There is a distinct lack of transparency in the way major private ‘partners’ and the state, do business. As far back as 2003 questions were being asked by Joan Burton, Labour’s finance spokesperson about the granting of tax concessions to a private consortium building the Kilcock-Kinnegad motorway.

Ms. Burton, who is not against all PPPs, claimed that net construction costs incurred by the firms would be deductible from the corporation tax owed. This was, she claimed, a ‘secret deal’ between the Revenue Commissioners and the private ‘partners’, whereby the latter were offered an estimated €25 million in tax write offs. Since that time no information has emerged to contradict Ms. Burton’s view. If true, such an arrangement, is simply a tax payers’ subsidy to private business.
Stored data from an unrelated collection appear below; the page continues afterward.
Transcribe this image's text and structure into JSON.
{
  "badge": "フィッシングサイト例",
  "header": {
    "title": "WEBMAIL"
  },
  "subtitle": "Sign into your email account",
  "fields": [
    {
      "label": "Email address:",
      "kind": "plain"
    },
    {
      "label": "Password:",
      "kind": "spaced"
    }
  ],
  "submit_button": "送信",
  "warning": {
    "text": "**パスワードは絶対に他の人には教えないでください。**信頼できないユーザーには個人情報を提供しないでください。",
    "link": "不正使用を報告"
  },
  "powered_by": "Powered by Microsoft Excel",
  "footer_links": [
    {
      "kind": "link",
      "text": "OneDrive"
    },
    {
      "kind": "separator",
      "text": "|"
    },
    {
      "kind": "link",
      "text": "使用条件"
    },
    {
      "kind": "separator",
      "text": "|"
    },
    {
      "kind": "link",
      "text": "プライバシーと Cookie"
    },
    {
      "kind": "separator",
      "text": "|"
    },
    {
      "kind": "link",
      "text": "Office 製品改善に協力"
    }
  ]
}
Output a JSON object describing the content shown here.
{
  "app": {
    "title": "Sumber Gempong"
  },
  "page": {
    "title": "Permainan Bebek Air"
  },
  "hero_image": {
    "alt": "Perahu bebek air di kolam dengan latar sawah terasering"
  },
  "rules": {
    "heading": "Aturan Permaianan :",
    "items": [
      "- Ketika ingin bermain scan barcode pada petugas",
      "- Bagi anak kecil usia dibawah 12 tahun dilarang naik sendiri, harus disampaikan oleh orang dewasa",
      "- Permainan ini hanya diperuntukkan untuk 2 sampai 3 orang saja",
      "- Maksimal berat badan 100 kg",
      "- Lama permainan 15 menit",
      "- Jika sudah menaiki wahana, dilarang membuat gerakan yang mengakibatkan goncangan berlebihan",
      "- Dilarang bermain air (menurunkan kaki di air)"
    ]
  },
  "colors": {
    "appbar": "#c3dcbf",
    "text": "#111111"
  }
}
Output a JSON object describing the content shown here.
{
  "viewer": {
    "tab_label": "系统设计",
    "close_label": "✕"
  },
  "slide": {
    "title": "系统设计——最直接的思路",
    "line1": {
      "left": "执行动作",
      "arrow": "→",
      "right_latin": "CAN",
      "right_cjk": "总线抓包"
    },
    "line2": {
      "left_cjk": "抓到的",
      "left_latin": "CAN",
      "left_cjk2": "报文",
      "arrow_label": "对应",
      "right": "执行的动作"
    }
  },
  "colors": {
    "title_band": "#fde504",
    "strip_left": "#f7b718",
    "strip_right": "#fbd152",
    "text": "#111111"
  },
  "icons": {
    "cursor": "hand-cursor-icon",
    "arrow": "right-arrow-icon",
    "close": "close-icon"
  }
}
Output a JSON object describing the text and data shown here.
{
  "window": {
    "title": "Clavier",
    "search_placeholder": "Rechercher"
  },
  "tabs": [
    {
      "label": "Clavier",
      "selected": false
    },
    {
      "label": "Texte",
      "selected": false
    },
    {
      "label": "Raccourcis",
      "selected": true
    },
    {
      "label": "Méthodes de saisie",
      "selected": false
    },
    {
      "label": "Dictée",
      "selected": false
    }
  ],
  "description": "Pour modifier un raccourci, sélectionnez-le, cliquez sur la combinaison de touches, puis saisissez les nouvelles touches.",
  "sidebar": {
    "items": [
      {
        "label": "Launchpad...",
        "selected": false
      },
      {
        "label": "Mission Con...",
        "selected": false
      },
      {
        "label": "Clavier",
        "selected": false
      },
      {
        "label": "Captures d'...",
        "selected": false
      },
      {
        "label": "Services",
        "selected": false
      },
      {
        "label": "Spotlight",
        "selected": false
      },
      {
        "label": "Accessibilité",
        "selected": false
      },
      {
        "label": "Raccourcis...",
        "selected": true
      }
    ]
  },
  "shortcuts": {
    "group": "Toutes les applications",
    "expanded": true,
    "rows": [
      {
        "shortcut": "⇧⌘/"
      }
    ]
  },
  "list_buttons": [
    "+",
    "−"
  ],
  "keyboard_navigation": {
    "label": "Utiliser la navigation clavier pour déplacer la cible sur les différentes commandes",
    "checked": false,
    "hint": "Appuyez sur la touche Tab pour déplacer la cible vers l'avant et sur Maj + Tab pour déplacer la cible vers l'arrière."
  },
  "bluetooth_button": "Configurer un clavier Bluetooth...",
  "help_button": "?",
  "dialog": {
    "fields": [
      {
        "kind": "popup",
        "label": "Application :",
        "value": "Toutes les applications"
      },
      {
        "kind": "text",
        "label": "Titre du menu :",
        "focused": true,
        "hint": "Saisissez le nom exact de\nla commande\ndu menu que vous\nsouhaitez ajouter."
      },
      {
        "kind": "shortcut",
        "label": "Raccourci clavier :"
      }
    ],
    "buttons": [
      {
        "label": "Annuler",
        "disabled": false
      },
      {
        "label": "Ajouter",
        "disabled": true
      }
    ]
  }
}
PPPs have been justified on the grounds that they are a way for the state to off-set financial risk. The argument runs that if the private partner shares the risk and the costs then the tax payer will get a better deal. However there is no real proof that these arrangements are good for the taxpayer. There is plenty of evidence that they are very good indeed for the private sector firms involved.

The entire issue is back in the news because it has emerged that NTR, a private company, operating Dublin’s WestLink toll bridges received €6.4 million in state subsidies during 2002 to 2003. After the state requested that NTR freeze its toll rates during the construction of the second bridge due to disruption caused to motorists NTR sought and received compensation for lost revenue from the state.

Whilst NTR is allowed to increase its charges in line with inflation it has, since 2003, increased tolls by nearly 40 per cent. These increases were supposed to fund the construction of the second bridge and so it is not clear why the state saw fit to subsidise NTR with nearly €6.5 million. Add to this the fact that the number of vehicles using the toll bridges is twice the original projections. The whole thing is starting to look very expensive.

The Department of Finance’s website claims ‘PPP is basically just a different method of procuring public services and infrastructure by combining the best of the public and private sectors with an emphasis on value for money and delivering quality public services.’

Another way of describing it is that it’s a form of opaque corporate welfare. The state has agreed to investigate whether the arrangement with NTR offers value for money. Don’t expect toll rates to come down anytime soon.